De quelques considérations au regard de l’applicabilité de l’article 49 du CI.R./92 aux émoluments et tantièmes alloués à une société/administrateur

    Auteur:
    Luc HERVE,
    Avocat du Barreau de Liège, Bours & Associés,
    Collaborateur scientifiqueà la Faculté de Droit de l’Université de Liège,
    Professeur à l’Ecole Supérieure de Comptabilié de Liège

1. L’arrêté royal du 20 décembre 1996 a notamment introduit dans le Code des impôts sur les Revenus 1992 (en abrégé, "C.I.R./92") un nouvel article 32 qui définit la catégorie des rémunérations des "dirigeants d’entreprise". Cette catégorie vise exclusivement certaines rétributions qui sont allouées ou attribuées à une personne physique, à l’exclusion de celles qui sont obtenues par une personne morale (société ou association).

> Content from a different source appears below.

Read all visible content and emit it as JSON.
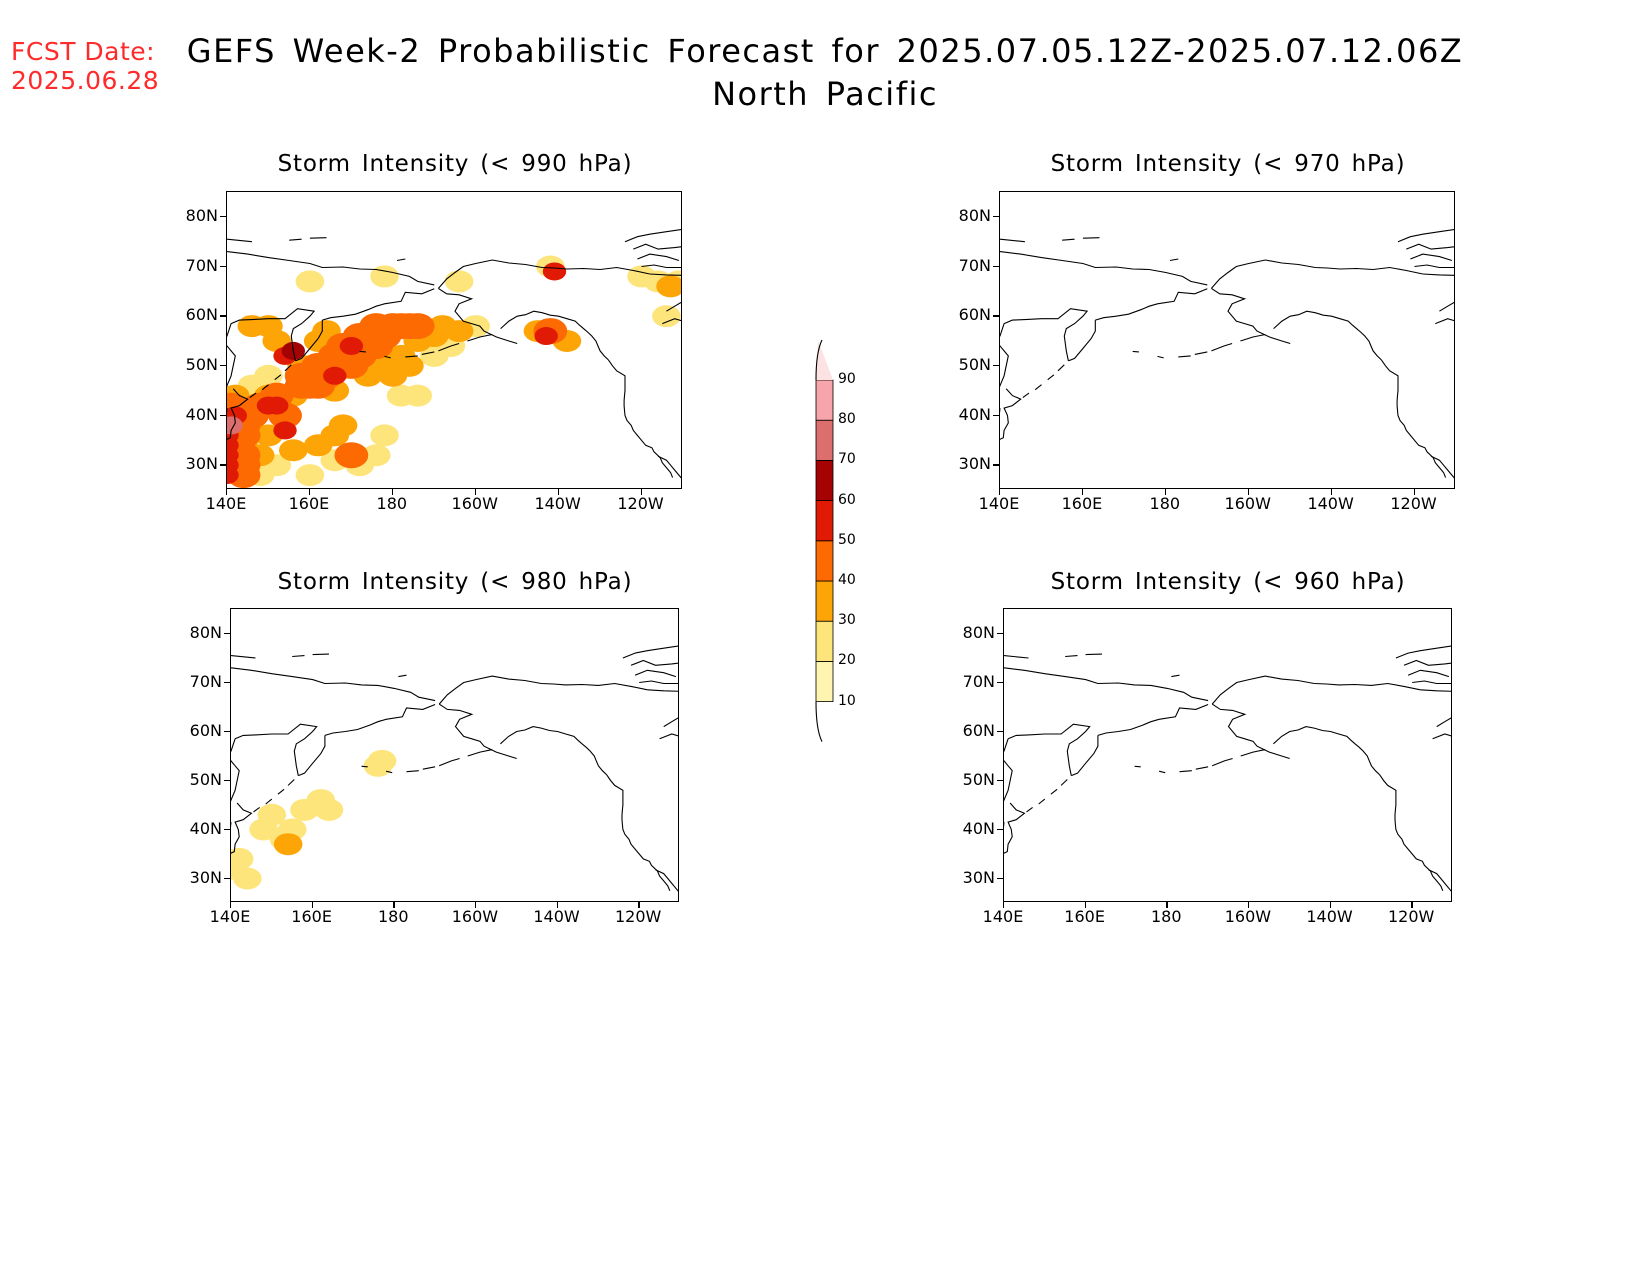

Les rétributions allouées ou attribuées à une personne morale exerçant "un mandat d’administrateur, de gérant, de liquidateur ou des fonctions analogues" (article 32, alinéa 1, 1°) ou à une personne morale exerçant au sein de la société qui les octroie "une fonction dirigeante ou une activité dirigeante de gestion journalière, d’ordre commercial, financier ou technique" (article 32, alinéa 1, 2°) ne constituent pas des rémunérations de dirigeant d’entreprise, de sorte que l’article 195 du C.I.R./92 ne leur est pas applicable. En vertu de cette dernière disposition, de telles rémunérations et les charges connexes à celles-ci sont, sans limitation aucune quant à leur montant, considérées comme des frais professionnels.

Aussi, tirant parti de quelques passages figurant dans le rapport au Roi précédant l’arrêté royal du 20 décembre 1996 précité, l’administration fiscale s’est-elle arrogée le droit de contrôler le caractère déductible, au titre de charges professionnelles, des rétributions allouées à des sociétés (communément dénommées "management fees"), "en rémunération soit de l’exercice d’un mandat d’administrateur, de gérant ou de fonctions analogues, soit de prestations de services effectuées dans le domaine de la gestion de la société".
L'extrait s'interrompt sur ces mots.